By walking down the street of any major city, you are likely to see more diversity than an 18th-century explorer did in a lifetime. People with very different ideas of how society should function must live together, and there is no idea more divisive than that of religion. Many of the most important moral disagreements break out along religious lines. Indeed, differing religious views on freedom, sexuality and justice threaten social cohesion. That must not be allowed to happen.
One crucial way that people can best learn to live with one another is by increasing their religious literacy. In 1945, the British author C S Lewis said that one will gain greater insight into other belief systems by stepping inside and looking ‘along’ them, rather than looking ‘at’ them from the outside. He explained this by analogy. Think of the difference in the experience of looking at a beam of light through a window, in comparison with the experience of looking along it. It is from within that we can test a system’s internal consistency and its ability to form and inform the believer. The idea is to see religion not merely as a set of propositions held in the head, but, in the words of the Canadian philosopher Charles Taylor, as a ‘lived experience’.
The key to this kind of understanding is dialogue. This isn’t the all-too-common conversation in which the goal is to poke holes in another’s religious argument. Rather, the purpose is only to understand, however fanciful or wrong the beliefs might appear. It requires moral imagination, letting the human voice of a believer express in concrete terms how his or her world is experienced. When questions are asked, they are there to reveal rather than eviscerate. It’s similar to how you experience stories, entering into them imaginatively and empathising with the characters. Stories are at the heart of human life, and also at the heart of religions. It is through understanding the way that human stories are affected by religious ones that we begin to look along that beam of light, rather than at it.
Becoming literate is a predicate of a stable and peaceful multicultural society. Countries throughout the world are seeing the emergence of a poison-breathing hydra that has never been taught to understand anything other than itself. The inevitable result of this has been the scapegoating, racism, tribalism and isolationism that have marked our recent politics. Increasing religious literacy will not necessarily lead to more agreement – indeed, it might even steel our convictions. But it will lead to being able to ‘disagree better’ (the aim of the Scriptural Reasoning movement) by tampering cheap stereotypes and petty caricatures.

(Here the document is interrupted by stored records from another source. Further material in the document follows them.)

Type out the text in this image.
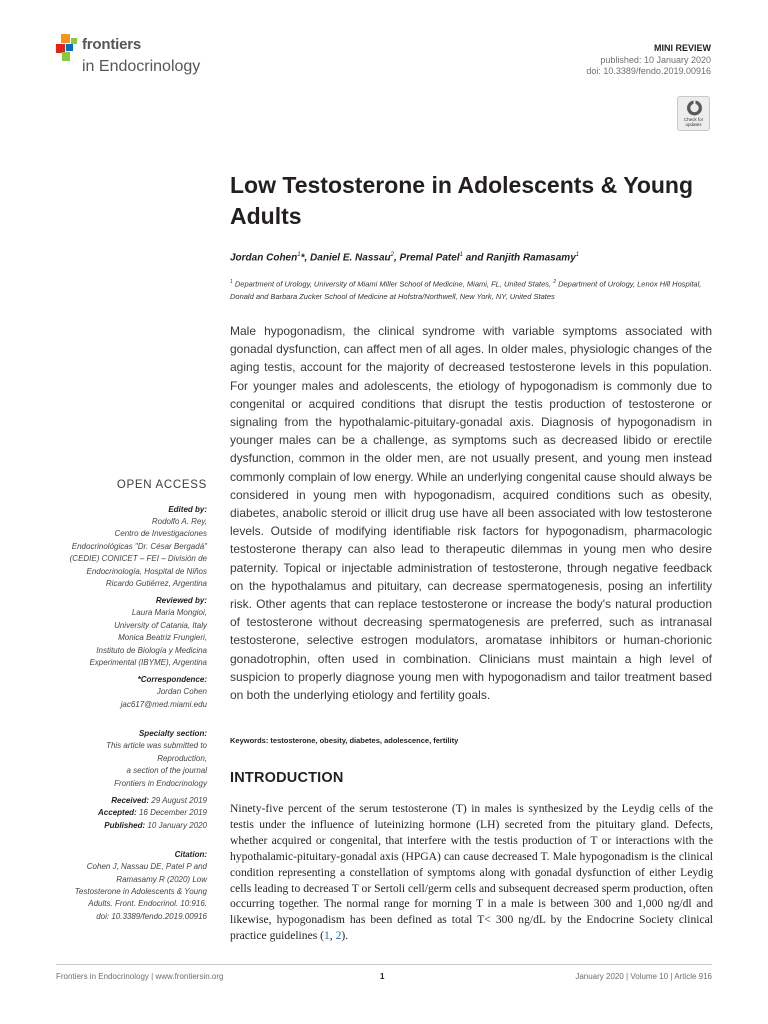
frontiers
in Endocrinology
MINI REVIEW
published: 10 January 2020
doi: 10.3389/fendo.2019.00916
Check for updates
Low Testosterone in Adolescents & Young Adults
Jordan Cohen$^1$*, Daniel E. Nassau$^2$, Premal Patel$^1$ and Ranjith Ramasamy$^1$
$^1$ Department of Urology, University of Miami Miller School of Medicine, Miami, FL, United States, $^2$ Department of Urology, Lenox Hill Hospital, Donald and Barbara Zucker School of Medicine at Hofstra/Northwell, New York, NY, United States

Male hypogonadism, the clinical syndrome with variable symptoms associated with gonadal dysfunction, can affect men of all ages. In older males, physiologic changes of the aging testis, account for the majority of decreased testosterone levels in this population. For younger males and adolescents, the etiology of hypogonadism is commonly due to congenital or acquired conditions that disrupt the testis production of testosterone or signaling from the hypothalamic-pituitary-gonadal axis. Diagnosis of hypogonadism in younger males can be a challenge, as symptoms such as decreased libido or erectile dysfunction, common in the older men, are not usually present, and young men instead commonly complain of low energy. While an underlying congenital cause should always be considered in young men with hypogonadism, acquired conditions such as obesity, diabetes, anabolic steroid or illicit drug use have all been associated with low testosterone levels. Outside of modifying identifiable risk factors for hypogonadism, pharmacologic testosterone therapy can also lead to therapeutic dilemmas in young men who desire paternity. Topical or injectable administration of testosterone, through negative feedback on the hypothalamus and pituitary, can decrease spermatogenesis, posing an infertility risk. Other agents that can replace testosterone or increase the body's natural production of testosterone without decreasing spermatogenesis are preferred, such as intranasal testosterone, selective estrogen modulators, aromatase inhibitors or human-chorionic gonadotrophin, often used in combination. Clinicians must maintain a high level of suspicion to properly diagnose young men with hypogonadism and tailor treatment based on both the underlying etiology and fertility goals.

Keywords: testosterone, obesity, diabetes, adolescence, fertility
OPEN ACCESS
Edited by:
Rodolfo A. Rey,
Centro de Investigaciones
Endocrinológicas "Dr. César Bergadá"
(CEDIE) CONICET – FEI – División de
Endocrinología, Hospital de Niños
Ricardo Gutiérrez, Argentina
Reviewed by:
Laura Maria Mongioi,
University of Catania, Italy
Monica Beatriz Frungieri,
Instituto de Biología y Medicina
Experimental (IBYME), Argentina
*Correspondence:
Jordan Cohen
jac617@med.miami.edu
Specialty section:
This article was submitted to
Reproduction,
a section of the journal
Frontiers in Endocrinology
Received: 29 August 2019
Accepted: 16 December 2019
Published: 10 January 2020
Citation:
Cohen J, Nassau DE, Patel P and
Ramasamy R (2020) Low
Testosterone in Adolescents & Young
Adults. Front. Endocrinol. 10:916.
doi: 10.3389/fendo.2019.00916
INTRODUCTION

Ninety-five percent of the serum testosterone (T) in males is synthesized by the Leydig cells of the testis under the influence of luteinizing hormone (LH) secreted from the pituitary gland. Defects, whether acquired or congenital, that interfere with the testis production of T or interactions with the hypothalamic-pituitary-gonadal axis (HPGA) can cause decreased T. Male hypogonadism is the clinical condition representing a constellation of symptoms along with gonadal dysfunction of either Leydig cells leading to decreased T or Sertoli cell/germ cells and subsequent decreased sperm production, often occurring together. The normal range for morning T in a male is between 300 and 1,000 ng/dl and likewise, hypogonadism has been defined as total T< 300 ng/dL by the Endocrine Society clinical practice guidelines (1, 2).

Frontiers in Endocrinology | www.frontiersin.org	1	January 2020 | Volume 10 | Article 916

In educational theory, religious literacy could be considered a ‘threshold concept’ for 21st-century citizenship. The word threshold comes from the word threshing: to separate the wheat from the chaff, filtering out what does not nourish in order to be left with what does. A concept that establishes a threshold is one that disabuses us of superficial understandings, and creates something more profound, complex and paradigmatic. For example, a threshold concept in physics would be understanding ‘temperature gradient’, or in literature it could be learning to deconstruct text for analysis. They are a boundary through which one must pass in order to advance in the understanding of a subject, allowing one a fuller grasp of a discipline. Similarly, in the study of religion, and indeed global citizenship, religious literacy should also be deemed a threshold concept, as it moves towards a perspectival understanding of religion rather than a reductionist one. Religion moves from being a set of propositions and practices, to an animating force behind human behaviour – something that needs to be heard in its own key.

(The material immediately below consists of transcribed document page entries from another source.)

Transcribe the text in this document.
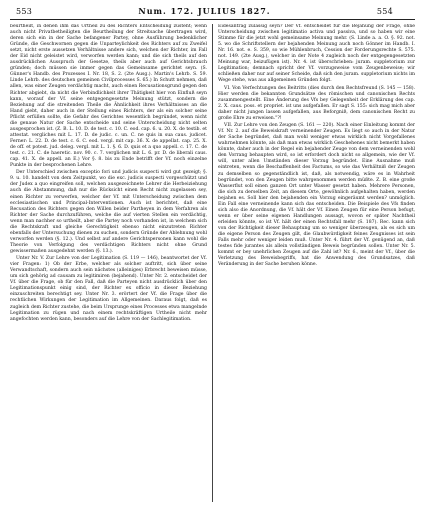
553	Num. 172. JULIUS 1827.	554

beurtheilt, in denen ihm das Urtheil zu des Richters Entscheidung zusteht; wenn auch nicht Privatbetheiligten die Beurtheilung der Streitsache übertragen wird, deren sich ein in der Sache befangener Partey, ohne Ausführung bedenklicher Gründe, die Geschwornen gegen die Unparteylichkeit des Richters auf zu Zweifel setzt, nicht erste aussetzen Verhältnisse andere sich, welchen der Richter, im Fall der Eid nicht geleistet wird, verworfen werden kann; und die sich theils auf den ausdrücklichen Ausspruch der Gesetze, theils aber auch auf Gerichtsbrauch gründen; doch müssen sie immer gegen das Gemeinsame gerichtet seyn. (S. Günner's Handb. des Prozesses I. Nr. 18, S. 2. (2te Ausg.). Martin's Lehrb. S. 59. Linde Lehrb. des deutschen gemeinen Civilprocesses S. 65.) In Schutt nehmen, daß allen, was einer Zeugen verdächtig macht, auch einen Recusationsgrund gegen den Richter abgiebt, da nicht die Verbindlichkeit ihrer Thätigkeit hier von Einfluß seyn kann, worauf der Vf. seine entgegengesetzte Meinung stützt, sondern die Beziehung auf die streitenden Theile die Ähnlichkeit ihres Verhältnisses an die Hand giebt, daher auch in der Stellung eines Richters, der als ein solcher seine Pflicht erfüllen sollte, die Gefahr des Gerichtes wesentlich begründet, wenn nicht die genaue Natur der Sache entscheide und seine Unterscheidung nicht selten ausgesprochen ist. (Z. B. L. 10. D. de test. c. 10. C. eod. cap. 6. u. 20. X. de testib. et attestat. vergliches mit L. 17. D. de judic. c. un. C. ne quis in sua caus. judicet. Ferner: L. 22. D. de test. c. 6. C. eod. vergl. mit cap. 36. X. de appellat. cap. 25. X. de off. et potest. jud. deleg. vergl. mit L. 1. §. 6. D. quis et a quo appell. c. 17. C. de test. c. 21. C. de haeretic. nov. 90. c. 7. verglichen mit L. 6. pr. D. de liberali caus. cap. 41. X. de appell. an E.) Vor §. 8. bis zu Ende betrifft der Vf. noch einzelne Punkte in der besprochenen Lehre.

Der Unterschied zwischen exceptio fori und judicis suspecti wird gut gezeigt; §. 9. u. 10. handelt von dem Zeitpunkt, wo die exc. judicis suspecti vorgeschützt und der Judex a quo eingreifen soll, welchen ausgezeichnete Lehrer die Herbeiziehung auch die Abstammung, daß nur die Rücksicht einen Recht nicht zugelassen sey, einen Richter zu verwerfen, welcher der Vf. mit Unterscheidung zwischen dem ecclesiastischen und Principal-Interventionen. Auch ist berichtet, daß eine Recusation des Richters gegen den Willen beider Partheyen in dem Verfahren als Richter der Sache durchzuführen, welche die auf vierten Stellen ein verdächtig, wenn man nachher so urtheilt, aber die Partey noch vorhanden ist, in welchem sich die Rechtskraft und gleiche Gerechtigkeit ebenso nicht einzutreten Richter ebenfalls der Untersuchung dienen zu suchen, sondern Gründe der Ablehnung wohl verworfen werden (§. 12.). Und selbst auf andere Gerichtspersonen kann wohl die Theorie von Verfolgung des verdächtigen Richters nicht ohne Grund gewissermaßen ausgedehnt werden (§. 13.).

Unter Nr. V. Zur Lehre von der Legitimation (S. 119 — 146), beantwortet der Vf. vier Fragen: 1) Ob der Erbe, welcher als solcher auftritt, sich über seine Verwandtschaft, sondern auch sein nächstes (alleiniges) Erbrecht beweisen müsse, um sich gehörig ad causam zu legitimiren (bejahend). Unter Nr. 2. entscheidet der Vf. über die Frage, ob für den Fall, daß die Parteyen nicht ausdrücklich über den Legitimationspunkt einig sind, der Richter ex officio in dieser Beziehung einzuschreiten berechtigt sey. Unter Nr. 3. erörtert der Vf. die Frage über die rechtlichen Wirkungen der Legitimation im Allgemeinen. Daraus folgt, daß es zugleich dem Richter zustehe, die beim Ursprunge eines Processes etwa mangelnde Legitimation zu rügen und nach einem rechtskräftigen Urtheile nicht mehr angefochten werden kann, besonders auf die Lehre von der Sachlegitimation.

Eidesantrag zulässig seyn? Der Vf. entscheidet für die Bejahung der Frage, ohne Unterscheidung zwischen legitimatio activa und passiva, und so haben wir eine Stimme für die jetzt wohl gemeinsame Meinung mehr. (S. Linde a. a. O. §. 92. not. 5. wo die Schriftstellern der bejahenden Meinung auch noch Gönner im Handb. I. Nr. 16. not. e. S. 359, so wie Mühlenbruch, Cession der Forderungsrechte S. 575. not. 149. (2te Ausg.), welcher in der Note 4 zugleich noch der entgegengesetzten Meinung war, beizufügen ist). Nr. 4. ist überschrieben: juram. suppletorium zur Legitimation; demnach spricht der Vf. vorzugsweise vom Zeugenbeweise; wir schließen daher nur auf seiner Scheide, daß sich den juram. suppletorium nichts im Wege stehe, was aus allgemeinen Gründen folgt.

VI. Von Verfechtungen des Beitritts (dies durch den Rechtsfreund (S. 145 — 158). Hier werden die bekannten Grundsätze des römischen und canonischen Rechts zusammengestellt. Eine Änderung des Vfs bey Gelegenheit der Erklärung des cap. 2. X. caus. poss. et propriet. ist uns aufgefallen. Er sagt S. 155: sich mag mich aber daher nicht jungen lassen aufgefallen, aus Beforgniß, dem canonischen Recht zu große Ehre zu erweisen."?!

VII. Zur Lehre von den Zeugen (S. 161 — 220). Nach einer Einleitung kommt der Vf. Nr. 2. auf die Beweiskraft verneinender Zeugen. Es liegt so auch in der Natur der Sache begründet, daß man wohl weniger etwas wirklich nicht Vorgefallenes wahrnehmen könnte, als daß man etwas wirklich Geschehenes nicht bemerkt haben könnte, daher auch in der Regel ein bejahender Zeuge von dem verneinenden wohl den Vorrang behaupten wird, so ist erfordert doch nicht so allgemein, wie der Vf. will, unter allen Umständen dieser Vorzug begründet. Eine Ausnahme muß eintreten, wenn die Beschaffenheit des Factums, so wie das Verhältniß der Zeugen zu demselben so gegenständlich ist, daß, als notwendig, wäre es in Wahrheit begründet, von den Zeugen bitte wahrgenommen werden müßte. Z. B. eine große Wasserflut soll einen ganzen Ort unter Wasser gesetzt haben. Mehrere Personen, die sich zu derselben Zeit, an diesem Orte, gewöhnlich aufgehalten haben, werden bejahen es. Soll hier den bejahenden ein Vorzug eingeräumt werden? unmöglich. Ein Fall eine verneinende kann sich das entscheiden. Die Beispiele des Vfs finden sich also die Anordnung, die Vf. hält der Vf. Einen Zeugen für eine Person befugt, wenn er über seine eigenen Handlungen aussagt, wovon er später Nachtheil erleiden könnte, so ist Vf. hält der einen Rechtsfall mehr (S. 187). Rec. kann sich von der Richtigkeit dieser Behauptung um so weniger überzeugen, als es sich um die eigene Person des Zeugen gilt, die Glaubwürdigkeit feines Zeugnisses ist sein Falls mehr oder weniger leiden muß. Unter Nr. 4. führt der Vf. genügend an, daß testes fide jurantes als allein vollständigen Beweis begründen sollen. Unter Nr. 5. kommt er bey unehrlichen Zeugen auf die Zahl ist? Nr. 6., meint der Vf., über die Verletzung des Beweisbegriffs, hat die Anwendung des Grundsatzes, daß Veränderung in der Sache beruhen könne.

Teaching religious literacy requires a focus on process rather than content. Since religious literacy is predicated on meaningful dialogue, the purpose is to develop these skills in students: active listening, honest questioning and humility. Teachers need to create and facilitate encounters of the ‘I-Thou’ variety, in the words of the Jewish theologian Martin Buber – where encounters are deep and genuine, rather than the instrumentalised and utilitarian ‘I-It’ encounters. Buber, unlike Jürgen Habermas (another major proponent of the educational value of dialogue) emphasises the need for dialogue to be based around a common focus – understanding of faith positions provides a worthy and generous focus.
Without developing religious literacy on a societal scale, it is difficult to see how our great multicultural experiment will avoid descending into the tribal warfare that so many are spoiling for. To take a small but current example from the United Kingdom, one could look at the ongoing controversy of Sharia councils. Sharia councils provide legal rulings and advice to Muslims based on interpretation of Sharia law. While they do not carry legal weight in the UK, they effectively arbitrate on a number of issues. The idea that Sharia operates as a parallel legal system in the UK is anathema to some, and petitions are being made to ban such councils. In much of the debate, what is lacking is an ability to see that justice is understood and reasoned differently from different perspectives. Of course, this does not suggest that Sharia courts should have a place in the British justice system, but rather that without some understanding and empathy, without some religious literacy, debates about such issues are liable to create more heat than light.